From the archive of Abdelrahim Ali
MB, Erdogan takes Islam hostage in France
The Muslim Brotherhood has long been trying to take control over Islam in France, taking advantage of Muslim French projects.
Causeur, a French magazine, has shed the light on researcher Dr. Abdul Rahim Ali’s article regarding Islam in France and how it got kidnapped by the Brotherhood and Turkey’s Erdogan.
During the last twenty years, France has seen many initiatives aimed at organizing Islam on its soil, according to the magazine.
It began in 1999 with the creation of a federation representing the Muslims of France following a suggestion by the French Minister of the Interior at the time Jean-Pierre Chevènement.
It was under the mandate of Nicolas Sarkozy that this project took shape in 2003 with the creation of the French Council for the Muslim Religion, to end with a speech by President Emmanuel Macron in which he declared that Islam was going through a world crisis.
On the other hand, France witnessed many failed attempts aimed at organizing French Islam, as it did not address the main issue, which relates to the fact that "Islam" in France was kidnapped by the "terrorist organization".
On the other hand, France witnessed many attempts aimed at the "French Islam" organization, but its fate is the family of failure, as it did not address the issue of the issue, which relates to the fact that "Islam" in France was kidnapped from the "terrorist organization".
The article pointed out that real issues would emerge with the arrival of Islamic political groups that believe that an Islamic State must be built across the universe. The realization of this plan is designed in six stages theorized by the founder of the brotherhood Hassan al-Banna and that each member of the Muslim Brotherhood has a duty to carry out in their countries of residences.
The plan has these six stages that include the Muslim individual, the Muslim family, the Muslim society, the Islamic government and the government of the world, while the last stage expresses the founder's ambition to establish a world caliphate regime, in other words, to dominate the world.
The article stressed that this doctrine is considered by them as a “Brotherhood Quran” instead of the Quran of God in which ordinary Muslims believe.
Moreover, the spider's web strategy has held Islam hostage in France. It benefits from all the initiatives of the authorities aimed at officially recognizing it, as well as its leaders and representatives.
This is how it happened with Sarkozy's project in 2003 which granted the group's representatives the right to represent Muslims in France before the French authorities, through free choice, mosques and federations.
The dismantling of this organization, according to the article, cannot be done only by prohibiting its structures and associations or by drying up its sources of financing. It must also refute the ideas used to recruit its members, bringing to light the maneuvers used by its leaders in serious debates, revolving around the ideological bases in which they believe and which ultimately lead to the concept of separatism.
To succeed in this strategy, the decision-maker must respect three fundamental principles, the first: not to confuse Islam as a religion with the organization in question.
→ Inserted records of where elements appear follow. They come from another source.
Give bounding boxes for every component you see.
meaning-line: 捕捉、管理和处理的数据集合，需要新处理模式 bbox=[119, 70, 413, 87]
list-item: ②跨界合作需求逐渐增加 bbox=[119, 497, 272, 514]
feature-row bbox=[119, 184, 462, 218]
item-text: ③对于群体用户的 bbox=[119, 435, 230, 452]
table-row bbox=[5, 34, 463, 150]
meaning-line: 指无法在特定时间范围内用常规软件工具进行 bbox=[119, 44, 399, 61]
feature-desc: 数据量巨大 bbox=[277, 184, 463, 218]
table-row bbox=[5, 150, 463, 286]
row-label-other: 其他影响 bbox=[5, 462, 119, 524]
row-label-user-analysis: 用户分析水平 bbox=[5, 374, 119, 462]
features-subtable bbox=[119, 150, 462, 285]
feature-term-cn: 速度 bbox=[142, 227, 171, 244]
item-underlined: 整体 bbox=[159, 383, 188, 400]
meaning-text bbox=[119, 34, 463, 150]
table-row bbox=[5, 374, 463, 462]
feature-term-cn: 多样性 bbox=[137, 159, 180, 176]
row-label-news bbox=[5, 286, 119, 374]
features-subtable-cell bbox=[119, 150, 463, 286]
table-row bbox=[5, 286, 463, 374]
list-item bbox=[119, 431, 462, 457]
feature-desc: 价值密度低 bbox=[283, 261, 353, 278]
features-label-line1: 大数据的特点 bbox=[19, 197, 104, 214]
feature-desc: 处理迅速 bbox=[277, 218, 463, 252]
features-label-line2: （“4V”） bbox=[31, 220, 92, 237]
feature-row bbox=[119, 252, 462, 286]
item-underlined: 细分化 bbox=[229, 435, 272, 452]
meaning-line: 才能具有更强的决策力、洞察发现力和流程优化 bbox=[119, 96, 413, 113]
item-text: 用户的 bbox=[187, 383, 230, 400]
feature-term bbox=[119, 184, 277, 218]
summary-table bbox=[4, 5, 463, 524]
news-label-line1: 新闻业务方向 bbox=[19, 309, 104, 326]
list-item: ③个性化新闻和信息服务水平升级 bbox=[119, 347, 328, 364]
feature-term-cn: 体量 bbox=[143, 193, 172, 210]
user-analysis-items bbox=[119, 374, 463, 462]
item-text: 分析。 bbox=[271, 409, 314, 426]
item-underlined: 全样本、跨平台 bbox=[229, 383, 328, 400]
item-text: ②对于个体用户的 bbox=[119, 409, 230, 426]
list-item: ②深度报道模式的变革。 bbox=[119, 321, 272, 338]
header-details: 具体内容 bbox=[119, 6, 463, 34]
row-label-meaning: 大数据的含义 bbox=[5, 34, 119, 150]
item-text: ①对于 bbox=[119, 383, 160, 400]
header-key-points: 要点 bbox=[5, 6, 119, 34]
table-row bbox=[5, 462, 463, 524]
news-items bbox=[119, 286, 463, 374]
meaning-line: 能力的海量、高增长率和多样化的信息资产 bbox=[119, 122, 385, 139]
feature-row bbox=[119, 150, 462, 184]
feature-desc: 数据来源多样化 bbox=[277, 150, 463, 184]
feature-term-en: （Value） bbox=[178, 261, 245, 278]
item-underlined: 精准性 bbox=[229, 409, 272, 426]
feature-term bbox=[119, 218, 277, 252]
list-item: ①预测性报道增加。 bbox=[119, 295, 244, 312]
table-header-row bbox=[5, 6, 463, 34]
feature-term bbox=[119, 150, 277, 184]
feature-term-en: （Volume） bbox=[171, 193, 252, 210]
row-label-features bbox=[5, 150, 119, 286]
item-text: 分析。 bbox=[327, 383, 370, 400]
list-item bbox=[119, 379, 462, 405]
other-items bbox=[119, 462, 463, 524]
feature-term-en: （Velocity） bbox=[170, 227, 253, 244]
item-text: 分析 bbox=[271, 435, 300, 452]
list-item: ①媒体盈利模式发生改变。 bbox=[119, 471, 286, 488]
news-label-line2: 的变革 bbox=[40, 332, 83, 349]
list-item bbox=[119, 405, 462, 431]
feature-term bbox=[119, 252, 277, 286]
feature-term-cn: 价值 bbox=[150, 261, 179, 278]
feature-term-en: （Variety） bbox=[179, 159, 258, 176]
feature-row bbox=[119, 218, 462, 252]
We must also deal with the crisis through the prism of foreign influence and not as a problem intrinsic to the Muslim religion itself.
Such treatment would avoid the victim discourse of persecution and Islamophobia to which executives and tenors of the organization will immediately resort in the media throughout the world.
The second: that this new policy be carried out on the grounds of national consensus; as the problem primarily affects national security, particularly through the problem of terrorism.
Finally, we must stop dealing with the problem of the construction of Islam in France as we dealt with the model of the emancipation of the Jews under Napoleon I as they are two different models.